The PM’s office named Southeast Asian countries, China, Japan, South Korea, the European Union and the United States as some nations and regions on the list for the passport. PM Chính also stressed the urgency and importance of employing an internationally recognized pandemic document in the current situation.

A work-in-progress version of the vaccine passport has already been carried out on a trial basis since the beginning of this month, albeit only for Vietnamese nationals. On September 4, a flight from Japan landed Van Don International Airport in Quang Ninh, bringing 297 fully immunized passengers back into the country. Similar flights from the US and France took place on September 14 and 23, respectively.

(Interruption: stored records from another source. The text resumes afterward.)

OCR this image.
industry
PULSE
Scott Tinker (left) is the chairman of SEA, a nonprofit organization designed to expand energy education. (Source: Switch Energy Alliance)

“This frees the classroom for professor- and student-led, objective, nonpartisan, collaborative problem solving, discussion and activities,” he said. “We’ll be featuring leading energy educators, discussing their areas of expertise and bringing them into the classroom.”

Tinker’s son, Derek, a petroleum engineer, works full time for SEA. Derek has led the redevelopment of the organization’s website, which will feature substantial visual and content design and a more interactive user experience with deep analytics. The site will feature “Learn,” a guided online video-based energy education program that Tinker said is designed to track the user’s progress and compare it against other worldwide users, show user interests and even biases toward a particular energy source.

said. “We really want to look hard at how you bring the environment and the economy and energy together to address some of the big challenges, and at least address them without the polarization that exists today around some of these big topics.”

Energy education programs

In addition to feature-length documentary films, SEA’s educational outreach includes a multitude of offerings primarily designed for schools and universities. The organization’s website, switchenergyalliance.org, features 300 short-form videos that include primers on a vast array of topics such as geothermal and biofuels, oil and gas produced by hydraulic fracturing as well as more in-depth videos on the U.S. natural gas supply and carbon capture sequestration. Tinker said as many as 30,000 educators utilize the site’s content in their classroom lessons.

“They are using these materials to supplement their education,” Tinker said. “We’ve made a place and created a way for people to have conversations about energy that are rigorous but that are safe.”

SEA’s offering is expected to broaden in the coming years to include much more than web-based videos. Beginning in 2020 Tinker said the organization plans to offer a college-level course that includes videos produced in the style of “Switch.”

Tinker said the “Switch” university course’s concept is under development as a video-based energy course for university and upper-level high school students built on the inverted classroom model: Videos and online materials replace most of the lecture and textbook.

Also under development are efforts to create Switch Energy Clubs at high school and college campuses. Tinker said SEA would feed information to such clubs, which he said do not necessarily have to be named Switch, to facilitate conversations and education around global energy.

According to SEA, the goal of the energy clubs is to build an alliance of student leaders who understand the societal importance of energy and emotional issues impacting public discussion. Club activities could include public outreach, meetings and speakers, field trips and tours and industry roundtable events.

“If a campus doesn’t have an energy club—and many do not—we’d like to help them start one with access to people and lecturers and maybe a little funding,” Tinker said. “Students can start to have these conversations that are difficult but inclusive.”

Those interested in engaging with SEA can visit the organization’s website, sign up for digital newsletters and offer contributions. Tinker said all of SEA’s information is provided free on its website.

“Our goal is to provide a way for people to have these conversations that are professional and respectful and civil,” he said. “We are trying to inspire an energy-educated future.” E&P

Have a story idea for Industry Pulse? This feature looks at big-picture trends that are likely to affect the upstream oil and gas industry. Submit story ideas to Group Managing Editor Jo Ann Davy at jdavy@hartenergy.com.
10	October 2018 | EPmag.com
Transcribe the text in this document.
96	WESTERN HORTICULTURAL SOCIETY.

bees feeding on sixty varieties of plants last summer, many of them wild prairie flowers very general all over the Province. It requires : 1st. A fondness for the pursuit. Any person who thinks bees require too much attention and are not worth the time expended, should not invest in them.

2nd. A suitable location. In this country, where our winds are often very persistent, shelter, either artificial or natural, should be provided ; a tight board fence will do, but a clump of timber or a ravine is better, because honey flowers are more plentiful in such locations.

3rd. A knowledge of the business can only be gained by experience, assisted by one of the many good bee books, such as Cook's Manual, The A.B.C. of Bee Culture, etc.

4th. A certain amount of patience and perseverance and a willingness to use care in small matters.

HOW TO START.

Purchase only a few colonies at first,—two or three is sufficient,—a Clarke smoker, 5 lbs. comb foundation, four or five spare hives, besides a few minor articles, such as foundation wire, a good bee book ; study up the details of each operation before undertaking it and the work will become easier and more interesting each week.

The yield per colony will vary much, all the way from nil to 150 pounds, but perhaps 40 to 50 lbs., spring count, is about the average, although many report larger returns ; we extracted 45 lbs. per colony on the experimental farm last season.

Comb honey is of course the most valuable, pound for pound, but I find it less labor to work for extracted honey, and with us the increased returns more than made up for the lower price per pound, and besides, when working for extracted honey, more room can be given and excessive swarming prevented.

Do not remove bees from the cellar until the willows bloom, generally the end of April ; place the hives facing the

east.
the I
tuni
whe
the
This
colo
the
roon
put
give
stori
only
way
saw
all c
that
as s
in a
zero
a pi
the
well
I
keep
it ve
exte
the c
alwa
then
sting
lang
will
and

The vaccine passport trial program stipulates that passengers must either be fully vaccinated for at least two weeks or can provide proof of past COVID-19 infection. To board the plane, they need to provide a negative COVID-19 test (confirmed with the RT-PCR method) within 72 hours of the flight.

With the vaccine passport, travelers only need to spend seven days under centralized quarantine, followed by an additional seven days of home quarantine. It is unclear at the moment whether these policies will change after the pilot program concludes.

In December last year, Singapore and Vietnam came to an agreement to create an aviation “green lane” to facilitate business exchange and repatriation. Before more details of the deal could come to fruition, Vietnam was hit by its worst outbreak, while more and more clusters started to pop up in Singapore.